Michael Altfield's gravatar

Detecting (Malicious) Unicode in GitHub PRs

This article will describe how you can utilize GitHub Actions to scan user-contributed PRs for unicode and automatically warn you if such commits contain (potentially invisible & malicious) unicode characters.

Detecting Malicious Unicode in GitHub Pull Requests

Why

Last month Trojan Source was published — which described how malicious unicode characters could make source code appear benign, yet compile to something quite malicious.
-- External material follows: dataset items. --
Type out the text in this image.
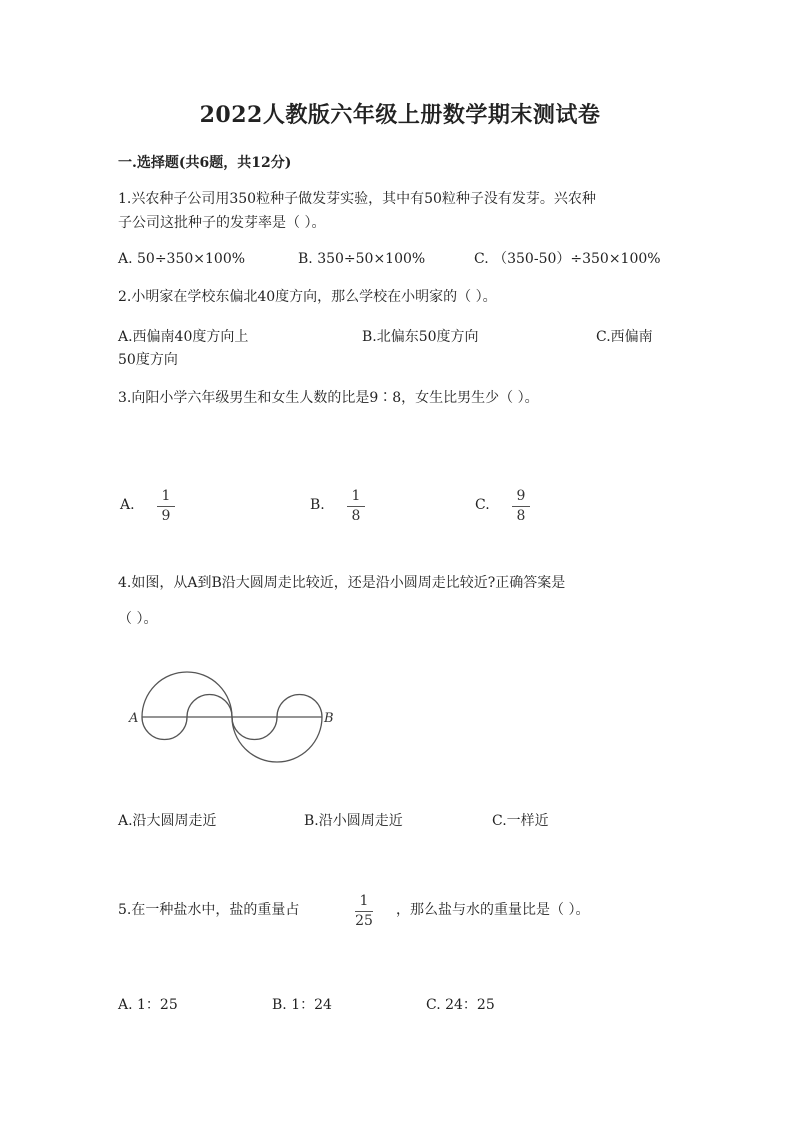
2022人教版六年级上册数学期末测试卷
一.选择题(共6题，共12分)
1.兴农种子公司用350粒种子做发芽实验，其中有50粒种子没有发芽。兴农种
子公司这批种子的发芽率是（ ）。
A. 50÷350×100%	B. 350÷50×100%	C. （350-50）÷350×100%
2.小明家在学校东偏北40度方向，那么学校在小明家的（ ）。
A.西偏南40度方向上	B.北偏东50度方向	C.西偏南
50度方向
3.向阳小学六年级男生和女生人数的比是9∶8，女生比男生少（ ）。
A.
1
9
B.
1
8
C.
9
8
4.如图，从A到B沿大圆周走比较近，还是沿小圆周走比较近?正确答案是
（ ）。
A	B
A.沿大圆周走近	B.沿小圆周走近	C.一样近
5.在一种盐水中，盐的重量占
1
25
，那么盐与水的重量比是（ ）。
A. 1：25	B. 1：24	C. 24：25
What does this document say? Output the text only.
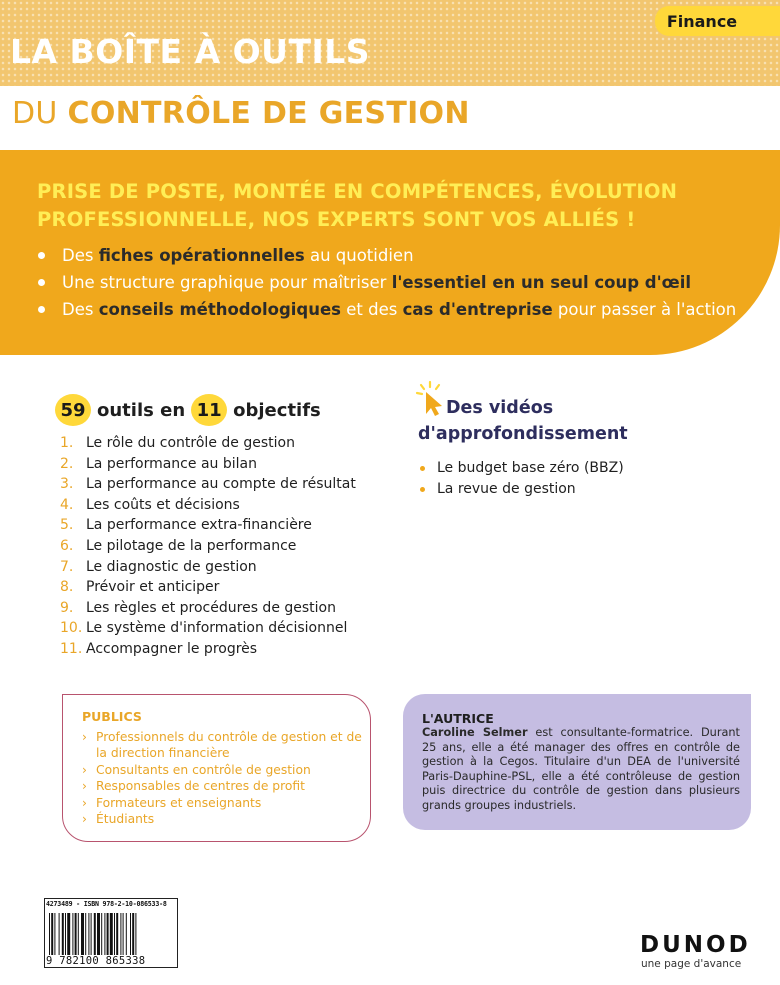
LA BOÎTE À OUTILS
Finance
DU CONTRÔLE DE GESTION
PRISE DE POSTE, MONTÉE EN COMPÉTENCES, ÉVOLUTION PROFESSIONNELLE, NOS EXPERTS SONT VOS ALLIÉS !
Des fiches opérationnelles au quotidien
Une structure graphique pour maîtriser l'essentiel en un seul coup d'œil
Des conseils méthodologiques et des cas d'entreprise pour passer à l'action
59 outils en 11 objectifs
1. Le rôle du contrôle de gestion
2. La performance au bilan
3. La performance au compte de résultat
4. Les coûts et décisions
5. La performance extra-financière
6. Le pilotage de la performance
7. Le diagnostic de gestion
8. Prévoir et anticiper
9. Les règles et procédures de gestion
10. Le système d'information décisionnel
11. Accompagner le progrès
Des vidéos
d'approfondissement
Le budget base zéro (BBZ)
La revue de gestion
PUBLICS
› Professionnels du contrôle de gestion et de la direction financière
› Consultants en contrôle de gestion
› Responsables de centres de profit
› Formateurs et enseignants
› Étudiants
L'AUTRICE
Caroline Selmer est consultante-formatrice. Durant 25 ans, elle a été manager des offres en contrôle de gestion à la Cegos. Titulaire d'un DEA de l'université Paris-Dauphine-PSL, elle a été contrôleuse de gestion puis directrice du contrôle de gestion dans plusieurs grands groupes industriels.
4273489 - ISBN 978-2-10-086533-8
9 782100 865338
DUNOD
une page d'avance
Consider one novel example presented by the Trojan Source paper: using bidirectional (bidi) unicode characters in combination with a comment to do something nasty:

/*  begin admins only */  if (isAdmin) { 
  printf( “Welcome, Admin!\n” );

The animation above demonstrates an attack when unterminated bidirectional unicode characters span across comments and code.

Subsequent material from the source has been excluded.